Late summer or early fall is a good time for trimming evergreen shrubs and hedges. This allows new growth to harden before winter. Avoid significant pruning in late fall, as it may stimulate new growth that is susceptible to frost damage.
Things you should trim at this time include:
Dead tree limbs: This is crucial in regions that frequently experience heavy snowfall or ice.
Shrub roses: Pruning shrub roses is best done in the winter or early spring, when the plants are dormant. However, pruning to remove 2 to 4 inches of canes from large or overgrown shrub rose bushes can help protect the plant if you live in a region where heavy snowfalls could break canes. Remove the problematic canes if shrub roses have taken over walkways. Pruning should be delayed until several hard freezes have passed to avoid spurring new growth.
Disease-prone perennials: This category includes bearded iris, hollyhocks, and any plants that are susceptible to powdery mildew, including peonies, bee balm, and garden phlox. Trim stems to 2 to 4 inches in length, then discard (do not compost) the prunings.
Suckers: Some plants produce new growth at the original plant’s base or in close proximity to it. Suckering shrubs allow a single plant to eventually grow into a colony. Examples include colored twig dogwoods, kerria, saucer magnolias, witch hazel, and sumac. When you see suckers, cut them as close to the base as you can and get rid of them.
Plants vulnerable to slugs: Since slugs lay their eggs in the fall, trim the stems and leaves of hosta, delphinium, lupine, and any other susceptible plants.

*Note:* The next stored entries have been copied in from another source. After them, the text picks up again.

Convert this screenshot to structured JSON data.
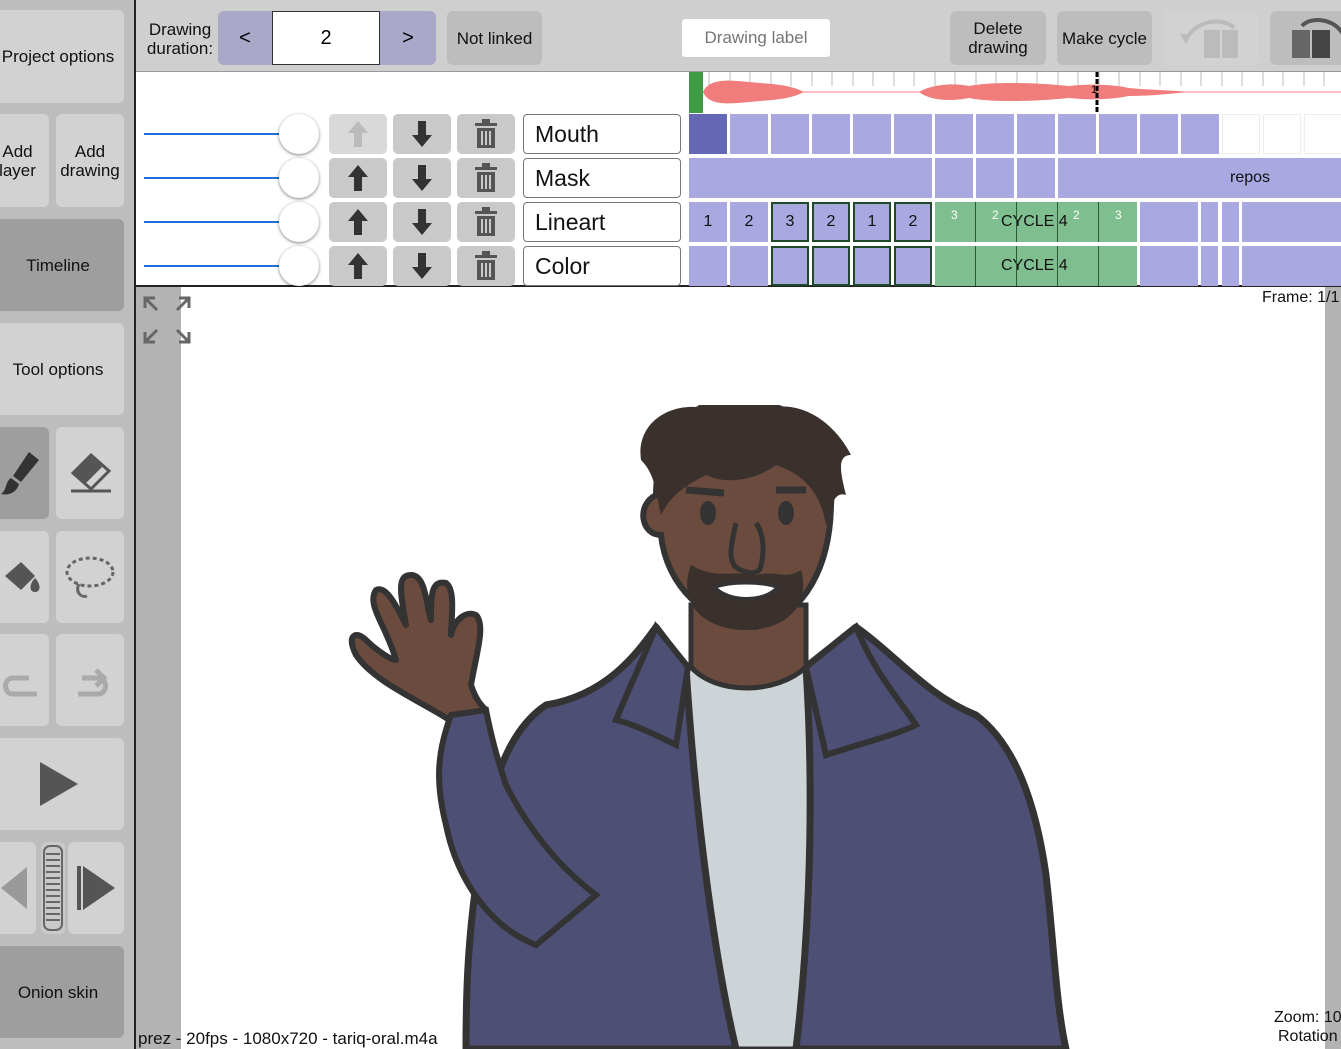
{
  "sidebar": {
    "project_options": "Project options",
    "add_layer": "Add layer",
    "add_drawing": "Add drawing",
    "timeline": "Timeline",
    "tool_options": "Tool options",
    "onion_skin": "Onion skin"
  },
  "topbar": {
    "duration_label": "Drawing duration:",
    "prev": "<",
    "duration_value": "2",
    "next": ">",
    "not_linked": "Not linked",
    "drawing_label_placeholder": "Drawing label",
    "delete_drawing": "Delete drawing",
    "make_cycle": "Make cycle"
  },
  "layers": [
    {
      "name": "Mouth"
    },
    {
      "name": "Mask"
    },
    {
      "name": "Lineart"
    },
    {
      "name": "Color"
    }
  ],
  "timeline": {
    "audio_marker": "1",
    "mask_label": "repos",
    "lineart_cells": [
      "1",
      "2",
      "3",
      "2",
      "1",
      "2"
    ],
    "cycle_label": "CYCLE 4",
    "cycle_small": [
      "3",
      "2",
      "2",
      "3"
    ]
  },
  "canvas": {
    "frame": "Frame: 1/1",
    "zoom": "Zoom: 10",
    "rotation": "Rotation",
    "status": "prez - 20fps - 1080x720 - tariq-oral.m4a"
  },
  "colors": {
    "cell_purple": "#a9a8e0",
    "cell_green": "#7fbf8f",
    "waveform": "#f07c7c",
    "slider_blue": "#1e6fd9"
  }
}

Instead of composting the trimmings, get rid of them.
Use the Right Tools
Invest in quality pruning tools, including sharp bypass pruners, hedge shears, and hand saws, depending on the size and thickness of the branches.
Start with branches that are dead, sick, or damaged
Begin by removing any dead, diseased, or damaged branches. Cut them back to healthy wood or the base of the shrub.
Keep the shape natural
Preserve the natural form of the shrub or hedge while trimming. Avoid over-pruning, as it can weaken the plant and negatively impact its aesthetics.
Make the shape tapered
When trimming hedges, follow a slightly tapered shape, with the base wider than the top. This allows sunlight to reach the lower branches and promotes even growth.
Make clean cuts
Use clean, angled cuts just above a bud or lateral branch. Avoid leaving stubs or cutting too close to the main stem, as it may interfere with proper healing.
Pause, step back and examine your work
Regularly step back while trimming to evaluate the overall shape and symmetry of the shrub or hedge. This ensures a balanced and visually pleasing appearance.
If you want your plants to remain healthy and maintain their aesthetic appeal, it’s important to trim your bushes and tall plants at the right time. Think about what each plant needs and the climate where you live when deciding when to prune.
If you follow these tips and pay attention to how your plants naturally grow, you can have attractive and thriving bushes and hedges that make your outdoor space even more beautiful.